You may not have been online yet during Google’s early-morning outage on Monday, but if you were helping a kid do remote school on that day, you definitely noticed. So many schools have become dependent on Google: they hold class on Google Meet, do work in Google Docs, and access it all on Chromebooks. So when teachers woke up on Monday to all of that gone dark, a bunch of them called off the day altogether. Some called the outage “the new snow day,” which is exactly on point as kids down the Eastern Seaboard plug right on through today’s storm instead of sipping cocoa and building snowmen. Just remember: we’ve done it to ourselves.

Give kids a chance

If we’re subjecting kids to grown-up things like technical outages, the least we could do is take them seriously (the kids, that is). That’s what’s happening over at the Queens Museum, where an exhibit of kid art is on display. To most adults, kid art doesn’t count as art because it doesn’t have a sophisticated “intent”— but what if intent is as much of a limiting factor as age?
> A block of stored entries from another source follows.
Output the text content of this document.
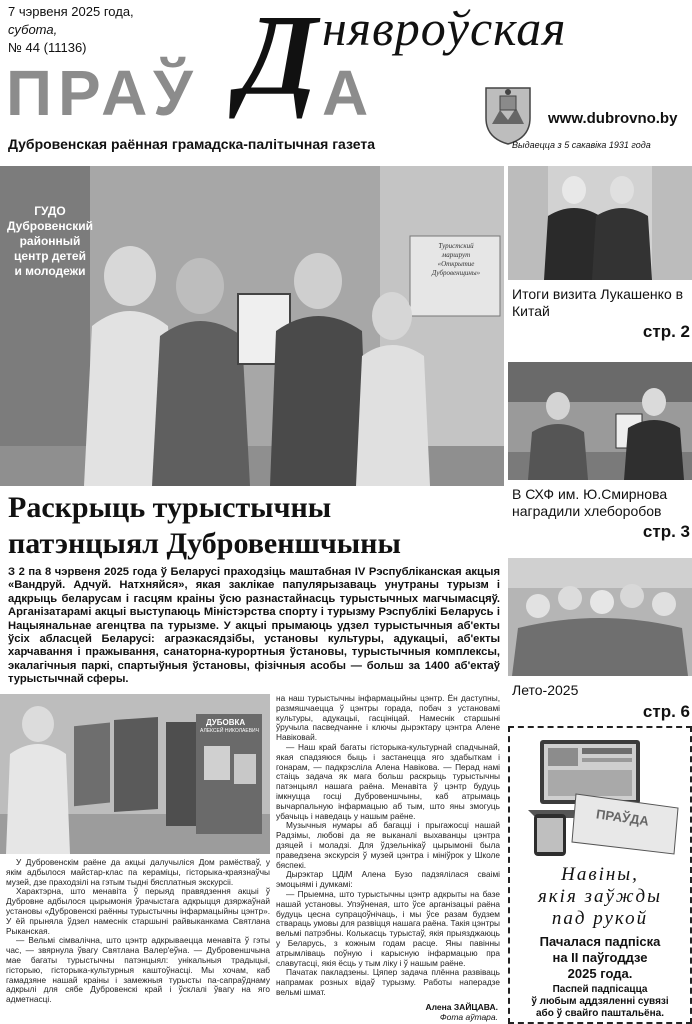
7 чэрвеня 2025 года,
субота,
№ 44 (11136)	нявроўская
Д
ПРАЎ А	www.dubrovno.by
Дубровенская раённая грамадска-палітычная газета	Выдаецца з 5 сакавіка 1931 года
ГУДО
Дубровенский
районный
центр детей
и молодежи
Туристский
маршрут
«Открытие
Дубровенщины»
Раскрыць турыстычны
патэнцыял Дубровеншчыны
З 2 па 8 чэрвеня 2025 года ў Беларусі праходзіць маштабная IV Рэспубліканская акцыя «Вандруй. Адчуй. Натхняйся», якая заклікае папулярызаваць унутраны турызм і адкрыць беларусам і гасцям краіны ўсю разнастайнасць турыстычных магчымасцяў. Арганізатарамі акцыі выступаюць Міністэрства спорту і турызму Рэспублікі Беларусь і Нацыянальнае агенцтва па турызме. У акцыі прымаюць удзел турыстычныя аб'екты ўсіх абласцей Беларусі: аграэкасядзібы, установы культуры, адукацыі, аб'екты харчавання і пражывання, санаторна-курортныя ўстановы, турыстычныя комплексы, экалагічныя паркі, спартыўныя ўстановы, фізічныя асобы — больш за 1400 аб'ектаў турыстычнай сферы.
ДУБОВКА
АЛЕКСЕЙ НИКОЛАЕВИЧ

У Дубровенскім раёне да акцыі далучыліся Дом рамёстваў, у якім адбылося майстар-клас па кераміцы, гісторыка-краязнаўчы музей, дзе праходзілі на гэтым тыдні бясплатныя экскурсіі.

Характэрна, што менавіта ў перыяд правядзення акцыі ў Дубровне адбылося цырымонія ўрачыстага адкрыцця дзяржаўнай установы «Дубровенскі раённы турыстычны інфармацыйны цэнтр». У ёй прыняла ўдзел намеснік старшыні райвыканкама Святлана Рыканская.

— Вельмі сімвалічна, што цэнтр адкрываецца менавіта ў гэты час, — звярнула ўвагу Святлана Валер'еўна. — Дубровеншчына мае багаты турыстычны патэнцыял: унікальныя традыцыі, гісторыю, гісторыка-культурныя каштоўнасці. Мы хочам, каб гамадзяне нашай краіны і замежныя турысты па-сапраўднаму адкрылі для сябе Дубровенскі край і ўсклалі ўвагу на яго адметнасці.

на наш турыстычны інфармацыйны цэнтр. Ён даступны, размяшчаецца ў цэнтры горада, побач з установамі культуры, адукацыі, гасцініцай. Намеснік старшыні ўручыла пасведчанне і ключы дырэктару цэнтра Алене Навіковай.

— Наш край багаты гісторыка-культурнай спадчынай, якая спадзяюся быць і застанецца яго здабыткам і гонарам, — падкрэсліла Алена Навікова. — Перад намі стаіць задача як мага больш раскрыць турыстычны патэнцыял нашага раёна. Менавіта ў цэнтр будуць імкнуцца госці Дубровеншчыны, каб атрымаць вычарпальную інфармацыю аб тым, што яны змогуць убачыць і наведаць у нашым раёне.

Музычныя нумары аб багацці і прыгажосці нашай Радзімы, любові да яе выканалі выхаванцы цэнтра дзяцей і моладзі. Для ўдзельнікаў цырымоніі была праведзена экскурсія ў музей цэнтра і мініўрок у Школе бяспекі.

Дырэктар ЦДіМ Алена Бузо падзялілася сваімі эмоцыямі і думкамі:

— Прыемна, што турыстычны цэнтр адкрыты на базе нашай установы. Упэўненая, што ўсе арганізацыі раёна будуць цесна супрацоўнічаць, і мы ўсе разам будзем ствараць умовы для развіцця нашага раёна. Такія цэнтры вельмі патрэбны. Колькасць турыстаў, якія прыязджаюць у Беларусь, з кожным годам расце. Яны павінны атрымліваць поўную і карысную інфармацыю пра славутасці, якія ёсць у тым ліку і ў нашым раёне.

Пачатак пакладзены. Цяпер задача плённа развіваць напрамак розных відаў турызму. Работы наперадзе вельмі шмат.

Алена ЗАЙЦАВА.
Фота аўтара.
Итоги визита Лукашенко в Китай
стр. 2
В СХФ им. Ю.Смирнова наградили хлеборобов
стр. 3
Лето-2025
стр. 6
ПРАЎДА
Навіны,
якія заўжды
пад рукой
Пачалася падпіска
на II паўгоддзе
2025 года.
Паспей падпісацца
ў любым аддзяленні сувязі
або ў свайго паштальёна.
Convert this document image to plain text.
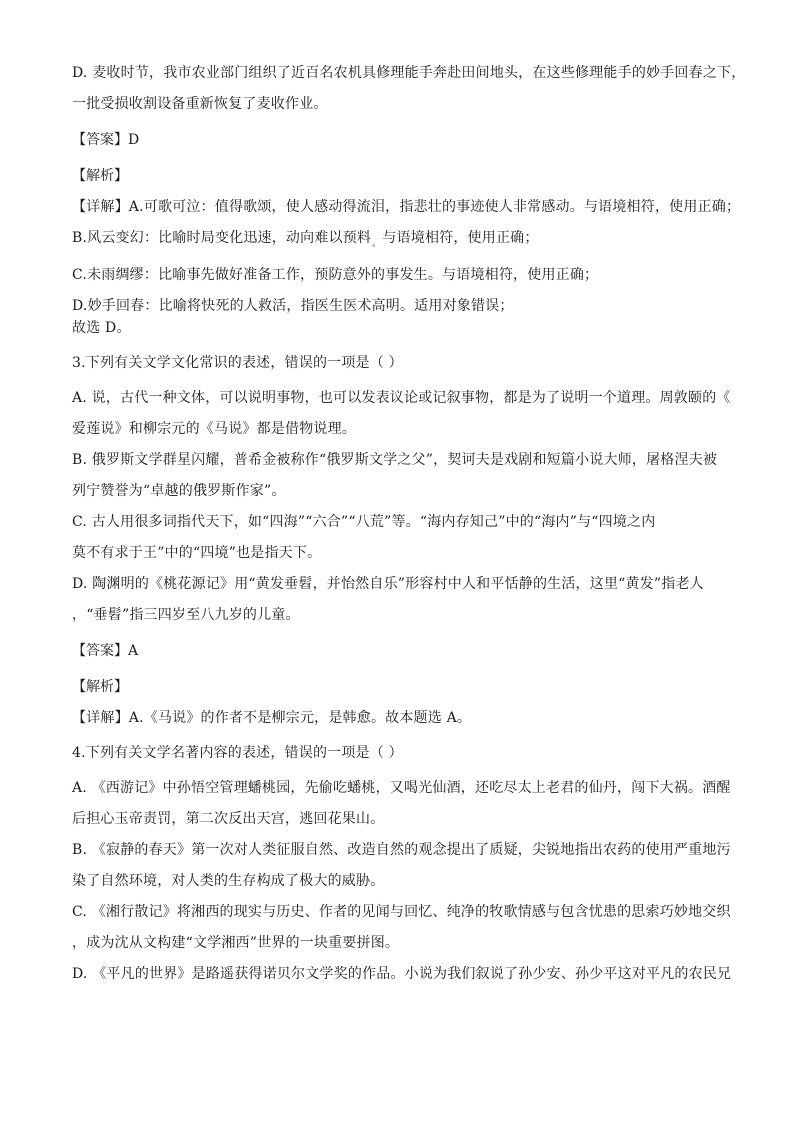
D. 麦收时节，我市农业部门组织了近百名农机具修理能手奔赴田间地头，在这些修理能手的妙手回春之下，
一批受损收割设备重新恢复了麦收作业。
【答案】D
【解析】
【详解】A.可歌可泣：值得歌颂，使人感动得流泪，指悲壮的事迹使人非常感动。与语境相符，使用正确；
B.风云变幻：比喻时局变化迅速，动向难以预料。与语境相符，使用正确；
C.未雨绸缪：比喻事先做好准备工作，预防意外的事发生。与语境相符，使用正确；
D.妙手回春：比喻将快死的人救活，指医生医术高明。适用对象错误；
故选 D。
3.下列有关文学文化常识的表述，错误的一项是（ ）
A. 说，古代一种文体，可以说明事物，也可以发表议论或记叙事物，都是为了说明一个道理。周敦颐的《
爱莲说》和柳宗元的《马说》都是借物说理。
B. 俄罗斯文学群星闪耀，普希金被称作“俄罗斯文学之父”，契诃夫是戏剧和短篇小说大师，屠格涅夫被
列宁赞誉为“卓越的俄罗斯作家”。
C. 古人用很多词指代天下，如“四海”“六合”“八荒”等。“海内存知己”中的“海内”与“四境之内
莫不有求于王”中的“四境”也是指天下。
D. 陶渊明的《桃花源记》用“黄发垂髫，并怡然自乐”形容村中人和平恬静的生活，这里“黄发”指老人
，“垂髫”指三四岁至八九岁的儿童。
【答案】A
【解析】
【详解】A.《马说》的作者不是柳宗元，是韩愈。故本题选 A。
4.下列有关文学名著内容的表述，错误的一项是（ ）
A. 《西游记》中孙悟空管理蟠桃园，先偷吃蟠桃，又喝光仙酒，还吃尽太上老君的仙丹，闯下大祸。酒醒
后担心玉帝责罚，第二次反出天宫，逃回花果山。
B. 《寂静的春天》第一次对人类征服自然、改造自然的观念提出了质疑，尖锐地指出农药的使用严重地污
染了自然环境，对人类的生存构成了极大的威胁。
C. 《湘行散记》将湘西的现实与历史、作者的见闻与回忆、纯净的牧歌情感与包含忧患的思索巧妙地交织
，成为沈从文构建“文学湘西”世界的一块重要拼图。
D. 《平凡的世界》是路遥获得诺贝尔文学奖的作品。小说为我们叙说了孙少安、孙少平这对平凡的农民兄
That’s what Ulrike Müller wondered as she worked on a mural imagining an end to grownup nonsense like war and bureaucracy; what better way to envision those things, she thought, than to loop in kids whose minds are free of such constraints? If you’re in the city with nothing to do (after your snowball fight, that is), head over to Corona* and see for yourself.

 

*Yes, that’s the name of the neighborhood, yes, it’s always been named that, and yes, it has been hit hard by the virus. Buy a load of tacos or dumplings while you’re there and spread that $$$.

Also story time :) $

If there’s a kid in your life who’s far from people who love them, you should know about this very sweet platform that helps you read together, remotely. It’s like a video chat plus screenshare, where you and your kiddo can see each other *and* whichever book you’ve chosen from Readeo’s library. You turn pages with a click, and there’s even a little cursor that approximates the experience of pointing at what’s going on in the pictures.

 

I am super excited to give this to my one-year-old nephew for Christmakkuh (and have deleted his parents and faraway grandparents from this newsletter’s recipient list to maintain the SURPRISE). If you have a kid in your life who’s under, say, ten, this would be an excellent present for them or their adults, particularly as it doesn’t require shipping. Subscriptions start at $10 a month, and whoever holds the account can connect with as many reading buddies as they like, who join Readeo for free. You can also give it a test drive with a 30-day free trial. Check it out and get reading.

Kids are great.

Margot

 

PS Just under the wire: Happy Hanukkah!